In most of these examples, the response variables are correlated. There are several reasons why response variables might be correlated beyond direct cause-effect relationships or mutually exclusive activities. Here are some additional reasons:
- Shared underlying factors: Different response variables might be influenced by the same underlying environmental or biological factors. For instance, both feeding time and vigilance in caribou could be influenced by the availability of food and the presence of predators.
- Temporal or spatial proximity: Variables might be correlated due to occurring at the same time or in the same location. For example, if certain behaviours tend to happen during specific times of the day, variables measured during those times might show correlation.
- Biological constraints: Organisms often face biological limitations that cause correlations between different traits or behaviours. For instance, physiological needs might limit how much time an animal can spend on certain activities, creating correlations between them.
- Behavioural syndromes: Animals might exhibit consistent behaviour patterns across different contexts, known as behavioural syndromes. For example, an animal that is generally more active might spend more time both walking and feeding, leading to a positive correlation between these activities.
- Environmental conditions: Correlation can arise due to shared responses to environmental conditions. For example, during harsh weather, an animal might reduce overall activity, affecting multiple behaviours similarly.
And as another example, consider a field study investigating the presence of ISA (Infectious Salmon Anemia) and sea lice infestation in salmon around fish farms. While there is no evidence of a direct causal link between these two diseases in salmon, factors such as stress, environmental conditions, and management practices may contribute to the presence of both diseases. If the correlation is strong, then applying a univariate analysis to each disease dataset may duplicate the findings.
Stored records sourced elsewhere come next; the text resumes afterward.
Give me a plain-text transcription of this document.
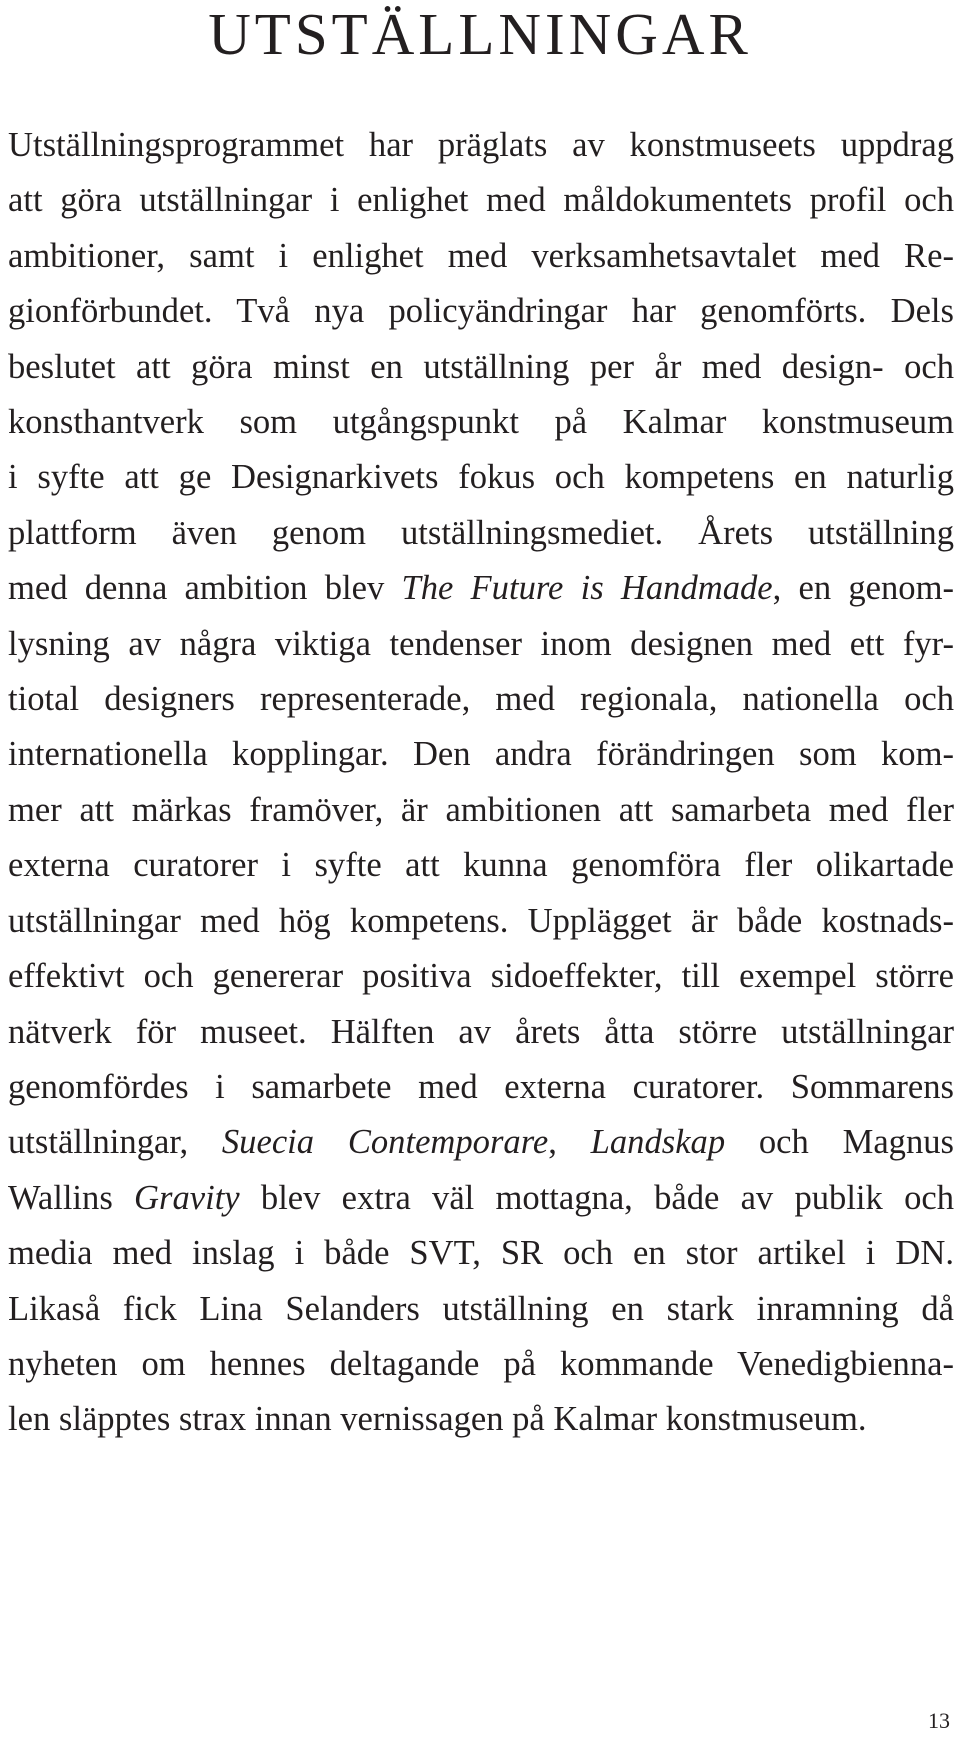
UTSTÄLLNINGAR
Utställningsprogrammet har präglats av konstmuseets uppdrag
att göra utställningar i enlighet med måldokumentets profil och
ambitioner, samt i enlighet med verksamhetsavtalet med Re-
gionförbundet. Två nya policyändringar har genomförts. Dels
beslutet att göra minst en utställning per år med design- och
konsthantverk som utgångspunkt på Kalmar konstmuseum
i syfte att ge Designarkivets fokus och kompetens en naturlig
plattform även genom utställningsmediet. Årets utställning
med denna ambition blev The Future is Handmade, en genom-
lysning av några viktiga tendenser inom designen med ett fyr-
tiotal designers representerade, med regionala, nationella och
internationella kopplingar. Den andra förändringen som kom-
mer att märkas framöver, är ambitionen att samarbeta med fler
externa curatorer i syfte att kunna genomföra fler olikartade
utställningar med hög kompetens. Upplägget är både kostnads-
effektivt och genererar positiva sidoeffekter, till exempel större
nätverk för museet. Hälften av årets åtta större utställningar
genomfördes i samarbete med externa curatorer. Sommarens
utställningar, Suecia Contemporare, Landskap och Magnus
Wallins Gravity blev extra väl mottagna, både av publik och
media med inslag i både SVT, SR och en stor artikel i DN.
Likaså fick Lina Selanders utställning en stark inramning då
nyheten om hennes deltagande på kommande Venedigbienna-
len släpptes strax innan vernissagen på Kalmar konstmuseum.
13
Instead of applying multiple univariate GLMMs, this book discusses multivariate GLMMs for datasets with a relatively small number of response variables and generalised linear latent variable models (GLLVMs) for datasets with a relatively large number of response variables.
References
Bodensteiner, B. L., Warner, D. A., Iverson, J. B., Milne‐Zelman, C. L., Mitchell, T. S., Refsnider, J. M., and Janzen, F. J. (2019). Geographic variation in thermal sensitivity of early life traits in a widespread reptile. Ecology and Evolution, 9(5):2791. Publisher: Wiley.
Lesmerises, F., Johnson, C. J., and St-Laurent, M.-H. (2017). Refuge or predation risk? Alternate ways to perceive hiker disturbance based on maternal state of female caribou. Ecology and Evolution, 7(3):845–854.
Long, S. (2017). Short-term impacts and value of a periodic no take zone (NTZ) in a community-managed small-scale lobster fishery, Madagascar. PLOS ONE, 12(5):e0177858.
Matula, R., Svátek, M., Pálková, M., Volařík, D., and Vrška, T. (2015). Mistletoe Infection in an oak forest is influenced by competition and host size. PLOS ONE, 10(5):e0127055.